Lily wusste, dass keine Zeit blieb, um sich Vorwürfe zu machen, aber das war das Erste, was sie tat: Du hättest nicht so lange mit der Operation warten sollen, du hättest dich über die Empfehlungen des Chirurgen hinwegsetzen sollen, du wusstest, dass sie weitere hypoxämische Anfälle hatte, du wusstest, dass ein Ausflug auf einem Walbeobachtungsboot riskant ist …
Alles war so rasend schnell gegangen.
Jude schrie ihren Namen, und sie wusste auf Anhieb Bescheid. Sie hatte Punsch mit Marisa getrunken – einen perlenden Punsch zur Feier des Tages, Ginger Ale mit Himbeersaft – Roses bevorzugtes Geburtstagsgetränk, dunkelrosa, wie ihre bevorzugten Kletterrosen – dann hörte sie, wie ihr Name gerufen wurde.

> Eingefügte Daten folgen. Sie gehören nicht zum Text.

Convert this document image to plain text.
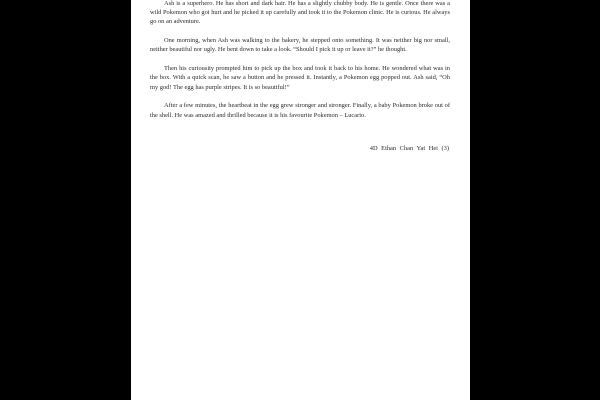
Ash is a superhero. He has short and dark hair. He has a slightly chubby body. He is gentle. Once there was a wild Pokemon who got hurt and he picked it up carefully and took it to the Pokemon clinic. He is curious. He always go on an adventure.

One morning, when Ash was walking to the bakery, he stepped onto something. It was neither big nor small, neither beautiful nor ugly. He bent down to take a look. “Should I pick it up or leave it?” he thought.

Then his curiousity prompted him to pick up the box and took it back to his home. He wondered what was in the box. With a quick scan, he saw a button and he pressed it. Instantly, a Pokemon egg popped out. Ash said, “Oh my god! The egg has purple stripes. It is so beautiful!”

After a few minutes, the heartbeat in the egg grew stronger and stronger. Finally, a baby Pokemon broke out of the shell. He was amazed and thrilled because it is his favourite Pokemon – Lucario.

4D Ethan Chan Yat Hei (3)
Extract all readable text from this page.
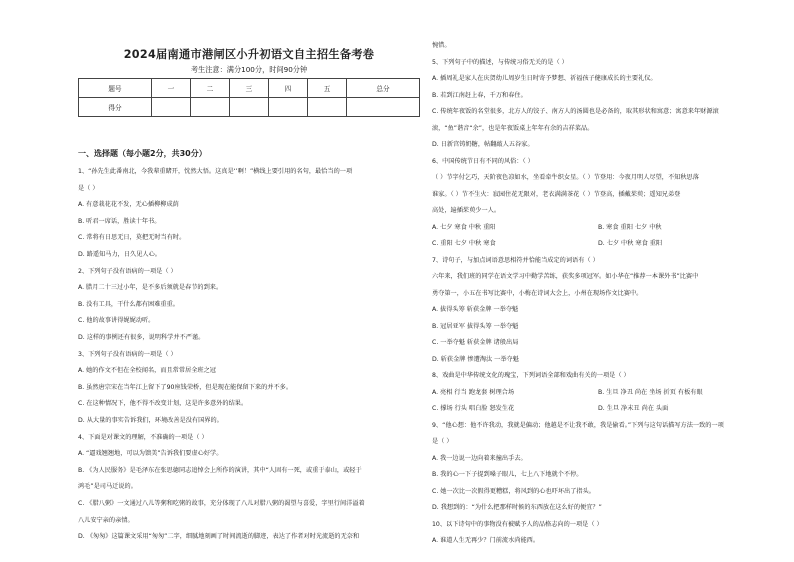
2024届南通市港闸区小升初语文自主招生备考卷
考生注意：满分100分，时间90分钟
题号	一	二	三	四	五	总分
得分						
一、选择题（每小题2分，共30分）
1、“孙先生此番南北，今我辈重睹开，忱然大悟。这真是‘’啊！”横线上要引用的名句，最恰当的一项
是（ ）
A. 有意栽花花不发，无心插柳柳成荫
B. 听君一席话，胜读十年书。
C. 常将有日思无日，莫把无时当有时。
D. 路遥知马力，日久见人心。
2、下列句子没有语病的一项是（ ）
A. 腊月二十三过小年，是不多后须就是春节的到来。
B. 没有工具，干什么都有困难重重。
C. 他的故事讲得娓娓动听。
D. 这样的事例还有很多，说明科学并不严谨。
3、下列句子没有语病的一项是（ ）
A. 她的作文不但在全校闻名，而且常常居全班之冠
B. 虽然唐宗宋在当年江上留下了90座钱荣桥，但是现在能保留下来的并不多。
C. 在这种情况下，他不得不改变计划，这是许多意外的结果。
D. 从大量的事实告诉我们，环境改善是没有国界的。
4、下面是对课文的理解，不准确的一项是（ ）
A. “逼戏翘翘地，可以为馈美”告诉我们要虚心好学。
B. 《为人民服务》是毛泽东在张思德同志追悼会上所作的演讲，其中“人固有一死，或重于泰山，或轻于
鸿毛”是司马迁说的。
C. 《腊八粥》一文通过八儿等粥和吃粥的故事，充分体现了八儿对腊八粥的渴望与喜爱，字里行间洋溢着
八儿安宁亲的亲情。
D. 《匆匆》这篇课文采用“匆匆”二字，细腻地刻画了时间流逝的脚迹，表达了作者对时光流逝的无奈和
惋惜。
5、下列句子中的描述，与传统习俗无关的是（ ）
A. 插周礼是家人在庆贺幼儿周岁生日时寄予梦想、祈福孩子健康成长的主要礼仪。
B. 若到江南赶上春，千万和春住。
C. 传统年夜饭的名堂很多，北方人的饺子、南方人的汤圆也是必备的，取其形状和寓意；寓意来年财源滚
滚，“鱼”谐音“余”，也是年夜饭桌上年年有余的吉祥菜品。
D. 日新宫铸奶糖，帖翻敲人五谷家。
6、中国传统节日有不同的风俗：（ ）
（ ）节字付乞巧，天阶夜色凉如水，坐看牵牛织女星。（ ）节登用：今夜月明人尽望，不知秋思落
谁家。（ ）节不生火：寂园住花无限对，老衣满满茶花（ ）节登高，插戴茱萸；遥知兄弟登
高处，遍插茱萸少一人。
A. 七夕 寒食 中秋 重阳
C. 重阳 七夕 中秋 寒食
7、诗句子，与加点词语意思相符并恰能当成定的词语有（ ）
六年来，我们班的同学在语文学习中勤学苦练，获奖多项冠军。如小华在“推荐一本课外书”比赛中
勇夺第一，小五在书写比赛中，小梅在诗词大会上，小州在现场作文比赛中。
A. 拔得头筹 斩获金牌 一举夺魁
B. 冠居亚军 拔得头筹 一举夺魁
C. 一举夺魁 斩获金牌 诸般出局
D. 斩获金牌 惨遭淘汰 一举夺魁
8、戏曲是中华传统文化的瑰宝，下列词语全部和戏曲有关的一项是（ ）
A. 亮相 行当 跑龙套 树理合场
C. 撑场 行头 唱白脸 怒发生花
9、“他心想：他不许我动，我就是偏动；他越是不让我不敢，我是偷看。”下列与这句话描写方法一致的一项
是（ ）
A. 我一边说一边向着来撞出手去。
B. 我的心一下子提到嗓子眼儿，七上八下地就个不停。
C. 她一次比一次假得更糟糕，将风到的心也吓坏出了指头。
D. 我想到的：“为什么把那样时候的东西放在这么好的便宜？”
10、以下诗句中的事物没有被赋予人的品格志向的一项是（ ）
A. 谁道人生无再少？门前流水尚能西。
B. 寒食 重阳 七夕 中秋
D. 七夕 中秋 寒食 重阳
B. 生旦 净丑 尚在 坐场 折页 有板有眼
D. 生旦 净末丑 尚在 头面
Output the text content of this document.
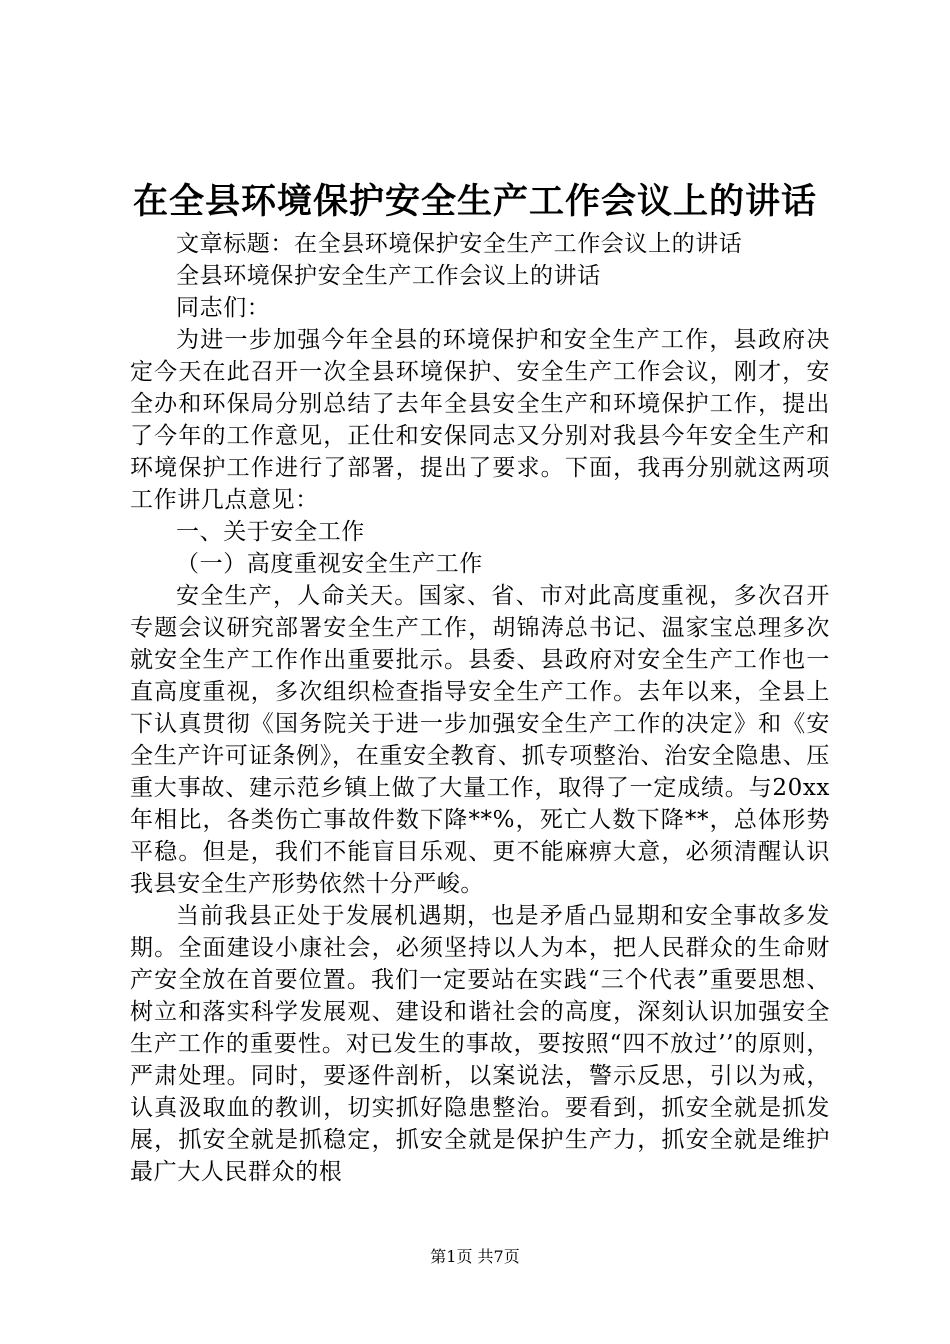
在全县环境保护安全生产工作会议上的讲话

文章标题：在全县环境保护安全生产工作会议上的讲话

全县环境保护安全生产工作会议上的讲话

同志们：

为进一步加强今年全县的环境保护和安全生产工作，县政府决定今天在此召开一次全县环境保护、安全生产工作会议，刚才，安全办和环保局分别总结了去年全县安全生产和环境保护工作，提出了今年的工作意见，正仕和安保同志又分别对我县今年安全生产和环境保护工作进行了部署，提出了要求。下面，我再分别就这两项工作讲几点意见：

一、关于安全工作

（一）高度重视安全生产工作

安全生产，人命关天。国家、省、市对此高度重视，多次召开专题会议研究部署安全生产工作，胡锦涛总书记、温家宝总理多次就安全生产工作作出重要批示。县委、县政府对安全生产工作也一直高度重视，多次组织检查指导安全生产工作。去年以来，全县上下认真贯彻《国务院关于进一步加强安全生产工作的决定》和《安全生产许可证条例》，在重安全教育、抓专项整治、治安全隐患、压重大事故、建示范乡镇上做了大量工作，取得了一定成绩。与20xx年相比，各类伤亡事故件数下降**%，死亡人数下降**，总体形势平稳。但是，我们不能盲目乐观、更不能麻痹大意，必须清醒认识我县安全生产形势依然十分严峻。

当前我县正处于发展机遇期，也是矛盾凸显期和安全事故多发期。全面建设小康社会，必须坚持以人为本，把人民群众的生命财产安全放在首要位置。我们一定要站在实践“三个代表”重要思想、树立和落实科学发展观、建设和谐社会的高度，深刻认识加强安全生产工作的重要性。对已发生的事故，要按照“四不放过’’的原则，严肃处理。同时，要逐件剖析，以案说法，警示反思，引以为戒，认真汲取血的教训，切实抓好隐患整治。要看到，抓安全就是抓发展，抓安全就是抓稳定，抓安全就是保护生产力，抓安全就是维护最广大人民群众的根

第1页 共7页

Der Ausdruck auf Annes Gesicht: Oh, mein Gott.
Judes Stimme – einer Panik nahe, die sie beide erfasste. Lily ließ den Punsch fallen. Der Pappbecher rutschte ihr aus der Hand, als hätten sich Muskeln und Knochen in Wackelpudding verwandelt, unfähig, etwas festzuhalten. Aber ihre Beine funktionierten. Die Kleidung auf der Vorderseite von Roses Geburtstagspunsch durchnässt, rannte sie durch den großen Salon. Die Nanouks machten ihr Platz. Sie erhaschte einen flüchtigen Eindruck von aufgerissenen Mündern. Wie Zuschauer an der Marathonstrecke, die sie bis zur Ziellinie mit ihrem Jubel anfeuerten. Nur war das kein Jubeln.
Rose lag in Judes Armen, an seine Brust gelehnt. Er machte Anstalten, sie auf den Kartentisch zu legen, aber er schien zu zögern, vielleicht aus Angst, das harte Plexiglas könnte drücken oder sie verletzen, so blau angelaufen und zart wie sie war, oder als wüsste er nicht, was er tun, wohin er mit ihr gehen sollte.

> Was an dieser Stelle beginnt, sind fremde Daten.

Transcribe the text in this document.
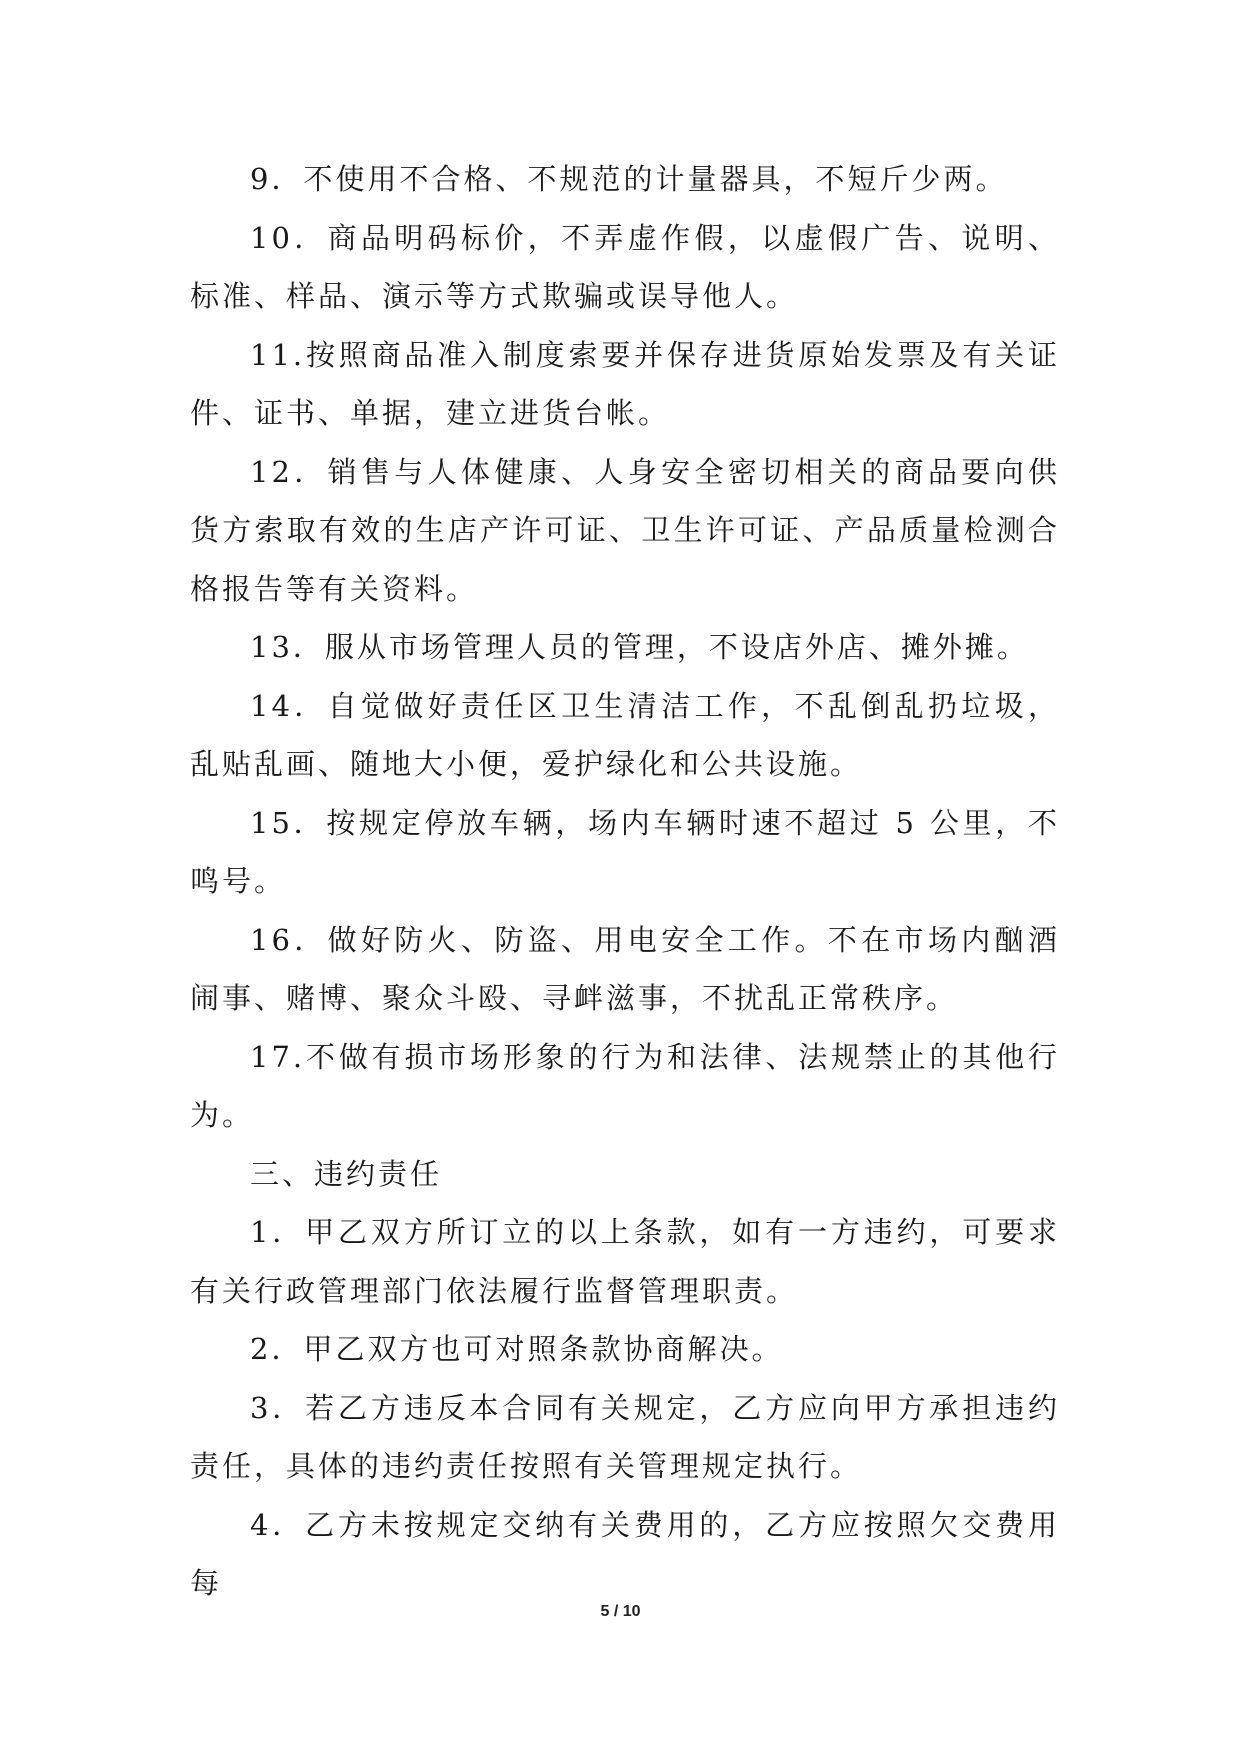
9．不使用不合格、不规范的计量器具，不短斤少两。

10．商品明码标价，不弄虚作假，以虚假广告、说明、标准、样品、演示等方式欺骗或误导他人。

11.按照商品准入制度索要并保存进货原始发票及有关证件、证书、单据，建立进货台帐。

12．销售与人体健康、人身安全密切相关的商品要向供货方索取有效的生店产许可证、卫生许可证、产品质量检测合格报告等有关资料。

13．服从市场管理人员的管理，不设店外店、摊外摊。

14．自觉做好责任区卫生清洁工作，不乱倒乱扔垃圾，乱贴乱画、随地大小便，爱护绿化和公共设施。

15．按规定停放车辆，场内车辆时速不超过 5 公里，不鸣号。

16．做好防火、防盗、用电安全工作。不在市场内酗酒闹事、赌博、聚众斗殴、寻衅滋事，不扰乱正常秩序。

17.不做有损市场形象的行为和法律、法规禁止的其他行为。

三、违约责任

1．甲乙双方所订立的以上条款，如有一方违约，可要求有关行政管理部门依法履行监督管理职责。

2．甲乙双方也可对照条款协商解决。

3．若乙方违反本合同有关规定，乙方应向甲方承担违约责任，具体的违约责任按照有关管理规定执行。

4．乙方未按规定交纳有关费用的，乙方应按照欠交费用每

5 / 10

»Atmet sie?«, fragte Anne, stellvertretend für Lily, die bereits bei Rose war, beinahe selbst in Judes Arme kroch, an die Seite ihrer Tochter, das Ohr an ihren Mund, an die Lippen gepresst, die blau waren, noch dunkler als die restliche Haut. Lily betete lautlos, auch nur den Hauch einer Atmung zu spüren – einen einzigen feuchtwarmen Atemzug. Die Sinnesrezeptoren ihrer Haut waren auf Roses Leben ausgerichtet – der Flaum auf ihren Wangen vibrierte, war gerüstet, ein Zeichen der Ausatmung zu empfangen.
»Sie atmet nicht«, hörte Lily sich mit hoher, rauher Stimme sagen.
»Was jetzt?«, fragte Jude.
»Du bist der Kapitän, du kennst dich mit Erster Hilfe aus«, sagte Anne. »Beruhige dich, Jude.«
Erste Hilfe?, dachte Lily. Die Worte zerrissen ihr das Herz. Auch das noch, nach allem, was ihr Kind durchgemacht hatte. Erste-Hilfe-Maßnahmen mussten schon im Säuglingsalter bei ihr angewendet werden, noch vor dem Ende der ersten Lebenswoche. Und seither etliche Male. Rose hatte gekämpft und gekämpft …
»Der Puls ist da.« Jude runzelte die Stirn, als er Roses Handgelenk fühlte.